Critical minerals are central to defence
The greatest threats beyond the semiconductors and electronics sectors are within defence. Across fighter jets, nuclear submarines, anti-drone defences, ballistics, advanced defence electronics – critical minerals are central – critical minerals from China. The UK has no domestic primary sources and an underinvested midstream. Currently everything must be imported, so this month’s Strategic Defence Review is welcomed in recommitting the UK government to its March pledge to establish UK Defence Innovation – and with £400 million – so scaling-up UK technologies which align with building-out UK critical mineral security.

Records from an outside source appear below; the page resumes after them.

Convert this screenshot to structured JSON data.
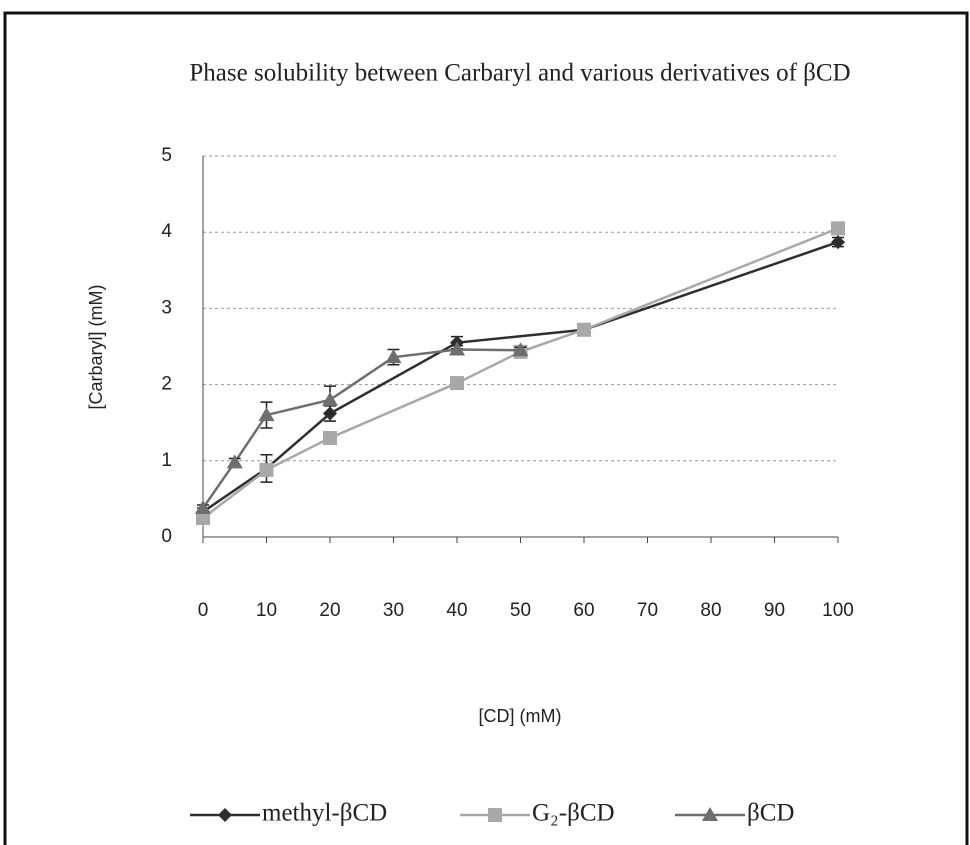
{
  "chart_data": {
    "type": "line",
    "title": "Phase solubility between Carbaryl and various derivatives of βCD",
    "x_label": "[CD] (mM)",
    "y_label": "[Carbaryl] (mM)",
    "xlim": [
      0,
      100
    ],
    "xticks": [
      0,
      10,
      20,
      30,
      40,
      50,
      60,
      70,
      80,
      90,
      100
    ],
    "ylim": [
      0,
      5
    ],
    "yticks": [
      0,
      1,
      2,
      3,
      4,
      5
    ],
    "grid": true,
    "legend": "bottom",
    "series": [
      {
        "name": "methyl-βCD",
        "color": "#2e2e2e",
        "marker": "diamond",
        "x": [
          0,
          10,
          20,
          40,
          60,
          100
        ],
        "values": [
          0.33,
          0.9,
          1.62,
          2.55,
          2.72,
          3.87
        ],
        "errors": [
          0.05,
          0.18,
          0.1,
          0.08,
          0.03,
          0.06
        ]
      },
      {
        "name": "G₂-βCD",
        "color": "#a8a8a8",
        "marker": "square",
        "x": [
          0,
          10,
          20,
          40,
          50,
          60,
          100
        ],
        "values": [
          0.25,
          0.88,
          1.3,
          2.02,
          2.43,
          2.72,
          4.05
        ]
      },
      {
        "name": "βCD",
        "color": "#6e6e6e",
        "marker": "triangle",
        "x": [
          0,
          5,
          10,
          20,
          30,
          40,
          50
        ],
        "values": [
          0.38,
          0.98,
          1.6,
          1.8,
          2.36,
          2.46,
          2.45
        ],
        "errors": [
          0.04,
          0.05,
          0.17,
          0.18,
          0.1,
          0.05,
          0.04
        ]
      }
    ]
  }
}
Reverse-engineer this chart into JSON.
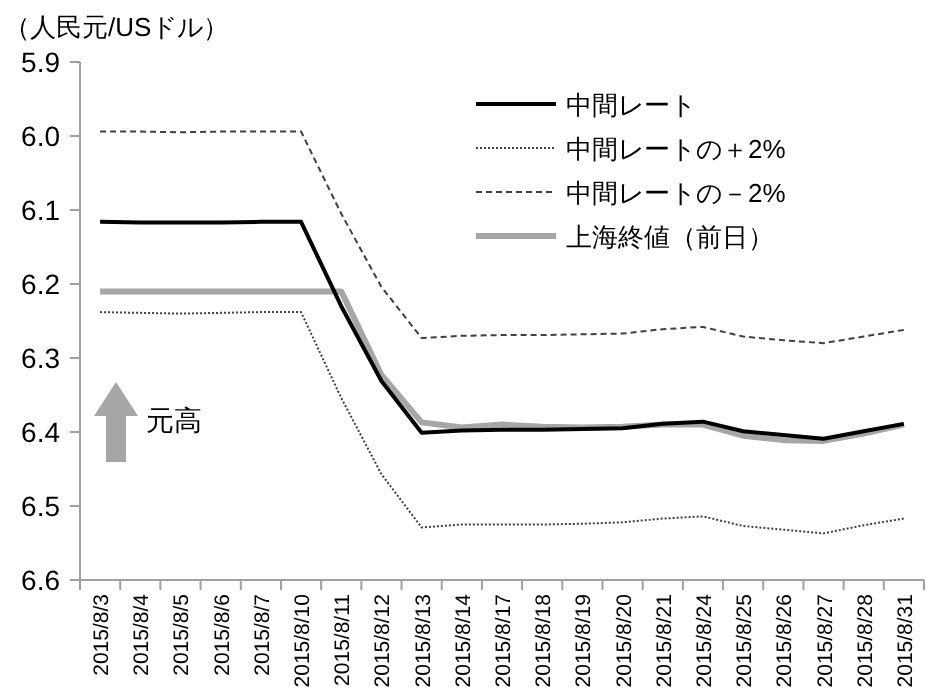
{
  "chart_data": {
    "type": "line",
    "ylabel": "（人民元/USドル）",
    "categories": [
      "2015/8/3",
      "2015/8/4",
      "2015/8/5",
      "2015/8/6",
      "2015/8/7",
      "2015/8/10",
      "2015/8/11",
      "2015/8/12",
      "2015/8/13",
      "2015/8/14",
      "2015/8/17",
      "2015/8/18",
      "2015/8/19",
      "2015/8/20",
      "2015/8/21",
      "2015/8/24",
      "2015/8/25",
      "2015/8/26",
      "2015/8/27",
      "2015/8/28",
      "2015/8/31"
    ],
    "series": [
      {
        "name": "中間レート",
        "color": "#000000",
        "line_style": "solid",
        "values": [
          6.116,
          6.117,
          6.117,
          6.117,
          6.116,
          6.116,
          6.23,
          6.331,
          6.401,
          6.398,
          6.397,
          6.397,
          6.396,
          6.395,
          6.389,
          6.386,
          6.399,
          6.404,
          6.409,
          6.399,
          6.389
        ]
      },
      {
        "name": "中間レートの＋2%",
        "color": "#404040",
        "line_style": "dotted",
        "values": [
          6.238,
          6.239,
          6.24,
          6.239,
          6.238,
          6.238,
          6.354,
          6.457,
          6.529,
          6.525,
          6.525,
          6.525,
          6.524,
          6.522,
          6.517,
          6.514,
          6.527,
          6.532,
          6.537,
          6.526,
          6.517
        ]
      },
      {
        "name": "中間レートの－2%",
        "color": "#404040",
        "line_style": "dashed",
        "values": [
          5.994,
          5.994,
          5.995,
          5.994,
          5.994,
          5.994,
          6.105,
          6.204,
          6.273,
          6.27,
          6.269,
          6.269,
          6.268,
          6.267,
          6.261,
          6.258,
          6.271,
          6.276,
          6.28,
          6.271,
          6.262
        ]
      },
      {
        "name": "上海終値（前日）",
        "color": "#a6a6a6",
        "line_style": "solid",
        "values": [
          6.21,
          6.21,
          6.21,
          6.21,
          6.21,
          6.21,
          6.21,
          6.323,
          6.387,
          6.394,
          6.39,
          6.393,
          6.394,
          6.393,
          6.39,
          6.39,
          6.405,
          6.411,
          6.412,
          6.402,
          6.39
        ]
      }
    ],
    "ylim": [
      6.6,
      5.9
    ],
    "yticks": [
      {
        "value": 5.9,
        "label": "5.9"
      },
      {
        "value": 6.0,
        "label": "6.0"
      },
      {
        "value": 6.1,
        "label": "6.1"
      },
      {
        "value": 6.2,
        "label": "6.2"
      },
      {
        "value": 6.3,
        "label": "6.3"
      },
      {
        "value": 6.4,
        "label": "6.4"
      },
      {
        "value": 6.5,
        "label": "6.5"
      },
      {
        "value": 6.6,
        "label": "6.6"
      }
    ],
    "grid": false,
    "legend": "top right",
    "marker": "none",
    "annotations": [
      "元高"
    ]
  }
}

The new UK critical minerals strategy being published this month – and the new industrial strategy also out this month, look to combine critical mineral demand with UK industries future requirements across sectors including advanced manufacturing, defence and clean energy. The previous government’s critical mineral strategy (2022) built a very basic framework but one too general and it missed the opportunity to utilise the resources and expertise of the UK – particularly midstream processing. Small-scale funding came later – £15m for the CLIMATES programme. Compare this with Canada, for example, which backed its own strategy with nearly $4bn in its 2022 budget. In the words of the founder of one the UK’s leading critical minerals mining operations, the UK’s strategy was “a wish list with no substance in terms of finance”.
The UK’s limitations mean we have to focus more acutely upon our advantages – we have few natural resources bar lithium, tin and tungsten – but we do have the City and the opportunity to lead in critical mineral financing, we have great human capital and fundamentally these recent critical mineral shocks should provide the impetus for UK Plc to orient itself around one of its key advantages – as a global midstream player.
Why is the midstream so important? Take magnets as the example: required in wind turbines, EVs and military aircraft. China controls over 70 per cent of the REEs required – but in terms of the processing of the material into usable metal for downstream applications, this figure rises to around 87-89 per cent. Although in recent years the UK and the US has seen extensive funding for new magnet production with greater mining and manufacturing occurring in the West, midstream processing is still within China. And this midstream risk applies to all REEs and many critical minerals.
Companies like mine – based in South Yorkshire – an advanced materials midstream processor focussed on reducing oxides of critical minerals including REEs like aluminium scandium alloys – into critical material metal, alloy and high entropy alloy powders with partners and customers across the semiconductor, capacitor, hypersonics, space, defence and clean energy sectors – can at scale provide UK domestic midstream capacity that can radically derisk western critical material supply chains.
Given present geopolitics – our hopes are that the new critical minerals and industrial strategies will finally make midstream the centrepiece – and that funding will finally match ambition.